Should you ever delay events in your cluster? Kind of interesting
question. As engineers we are used to think that performance matters and
delaying things goes directly against performance, right? Well, not
always - there are quite a few cases in distributed environment when
delaying things actually helps performance. For example, the most usual
case is when you have a continuous stream of asynchronous computations
on the grid. Since sending a computation is much faster than processing
it, you can essentially overload grid and some sort of back pressure
mechanism will be needed (usually you would just limit amount of active
computations your grid can handle concurrently). However, in this blog I
want to focus on delaying data operations rather than computations.
If you have heard about partitioned
caching, then you perhaps
know that whenever a new node joins the grid or an existing node leaves
the grid, cluster repartitioning happens. This basically means that, in
case of new node, it has to take responsibility for some of the data
cached on other nodes, and in case of node leaving the grid, other nodes
have to take responsibility for the data cached on that node.
Essentially this results in data movement between data grid nodes.

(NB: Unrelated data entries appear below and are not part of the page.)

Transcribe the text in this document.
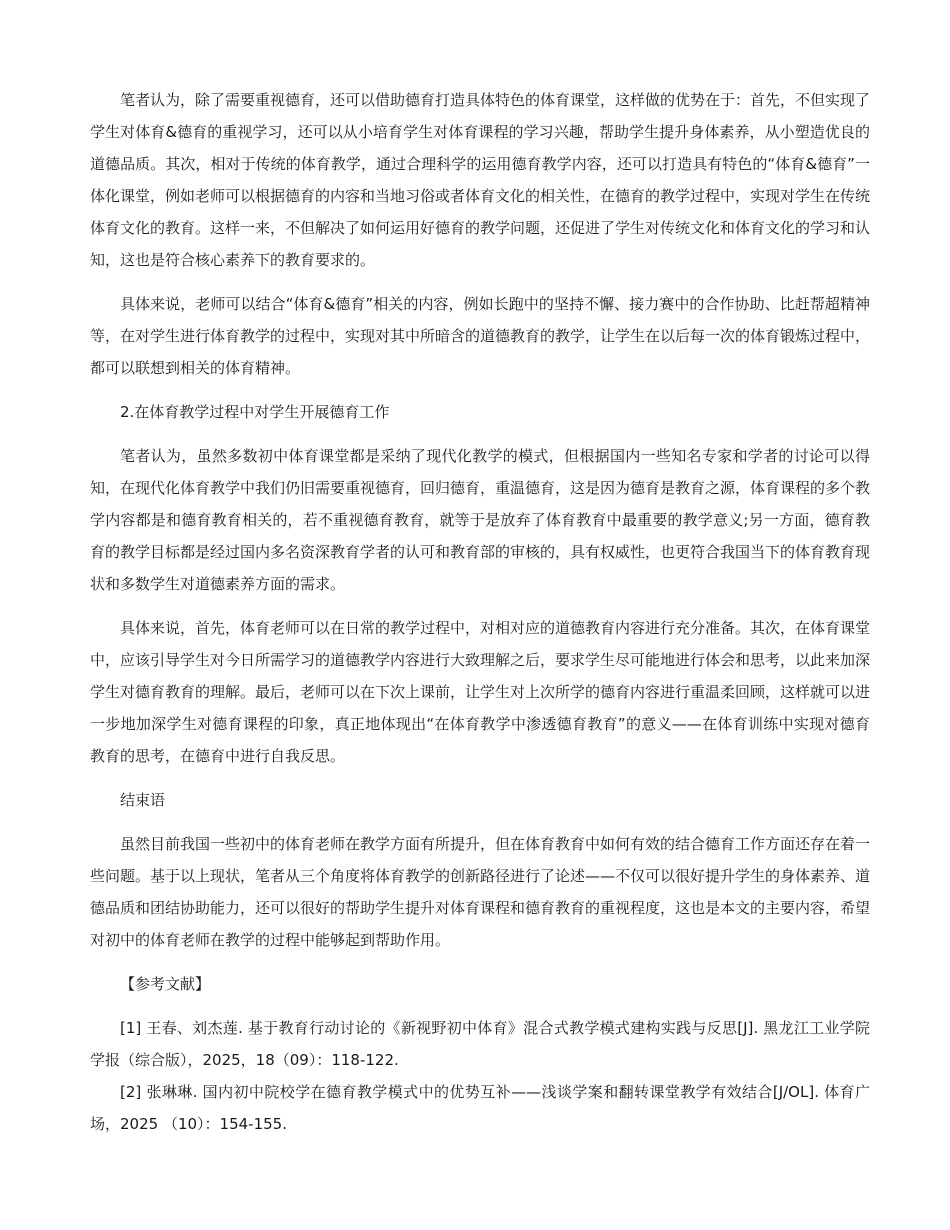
笔者认为，除了需要重视德育，还可以借助德育打造具体特色的体育课堂，这样做的优势在于：首先，不但实现了学生对体育&德育的重视学习，还可以从小培育学生对体育课程的学习兴趣，帮助学生提升身体素养，从小塑造优良的道德品质。其次，相对于传统的体育教学，通过合理科学的运用德育教学内容，还可以打造具有特色的“体育&德育”一体化课堂，例如老师可以根据德育的内容和当地习俗或者体育文化的相关性，在德育的教学过程中，实现对学生在传统体育文化的教育。这样一来，不但解决了如何运用好德育的教学问题，还促进了学生对传统文化和体育文化的学习和认知，这也是符合核心素养下的教育要求的。

具体来说，老师可以结合“体育&德育”相关的内容，例如长跑中的坚持不懈、接力赛中的合作协助、比赶帮超精神等，在对学生进行体育教学的过程中，实现对其中所暗含的道德教育的教学，让学生在以后每一次的体育锻炼过程中，都可以联想到相关的体育精神。

2.在体育教学过程中对学生开展德育工作

笔者认为，虽然多数初中体育课堂都是采纳了现代化教学的模式，但根据国内一些知名专家和学者的讨论可以得知，在现代化体育教学中我们仍旧需要重视德育，回归德育，重温德育，这是因为德育是教育之源，体育课程的多个教学内容都是和德育教育相关的，若不重视德育教育，就等于是放弃了体育教育中最重要的教学意义;另一方面，德育教育的教学目标都是经过国内多名资深教育学者的认可和教育部的审核的，具有权威性，也更符合我国当下的体育教育现状和多数学生对道德素养方面的需求。

具体来说，首先，体育老师可以在日常的教学过程中，对相对应的道德教育内容进行充分准备。其次，在体育课堂中，应该引导学生对今日所需学习的道德教学内容进行大致理解之后，要求学生尽可能地进行体会和思考，以此来加深学生对德育教育的理解。最后，老师可以在下次上课前，让学生对上次所学的德育内容进行重温柔回顾，这样就可以进一步地加深学生对德育课程的印象，真正地体现出“在体育教学中渗透德育教育”的意义——在体育训练中实现对德育教育的思考，在德育中进行自我反思。

结束语

虽然目前我国一些初中的体育老师在教学方面有所提升，但在体育教育中如何有效的结合德育工作方面还存在着一些问题。基于以上现状，笔者从三个角度将体育教学的创新路径进行了论述——不仅可以很好提升学生的身体素养、道德品质和团结协助能力，还可以很好的帮助学生提升对体育课程和德育教育的重视程度，这也是本文的主要内容，希望对初中的体育老师在教学的过程中能够起到帮助作用。

【参考文献】

[1] 王春、刘杰莲. 基于教育行动讨论的《新视野初中体育》混合式教学模式建构实践与反思[J]. 黑龙江工业学院学报（综合版），2025，18（09）：118-122.

[2] 张琳琳. 国内初中院校学在德育教学模式中的优势互补——浅谈学案和翻转课堂教学有效结合[J/OL]. 体育广场，2025 （10）：154-155.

Picture below illustrates how keys get partitioned among caching data
Now imagine that you need to bring multiple nodes up concurrently. The
1st node that comes up will take responsibility for some portion of the
data cached on other nodes and will start loading that portion of the
data from other nodes. When a 2nd node comes up, it will also take
responsibility for some portion of the data, including some data from
the 1st node that was just started, and now portion of the data that was
moved to 1st node will have to be moved to the 2nd node. Ouch -
wouldn't it be more efficient to wait till 2nd node comes up to start
data preloading? The same happens when nodes 3, 4, etc... come up. So
the most efficient way to do preloading of keys and to avoid extra
network traffic causes by moving data between newly started nodes is to
delay preloading until the last node starts.
, we introduced this Delayed Preloading
in our latest 4.2 release and now user is in full control of when data
preloading happens - either right away upon node start, after a certain
delay, or manually from our Visor Devops Console (note the Preload
button on the right hand side):
As you see it does help to delay certain events in distributed systems to achieve better performance.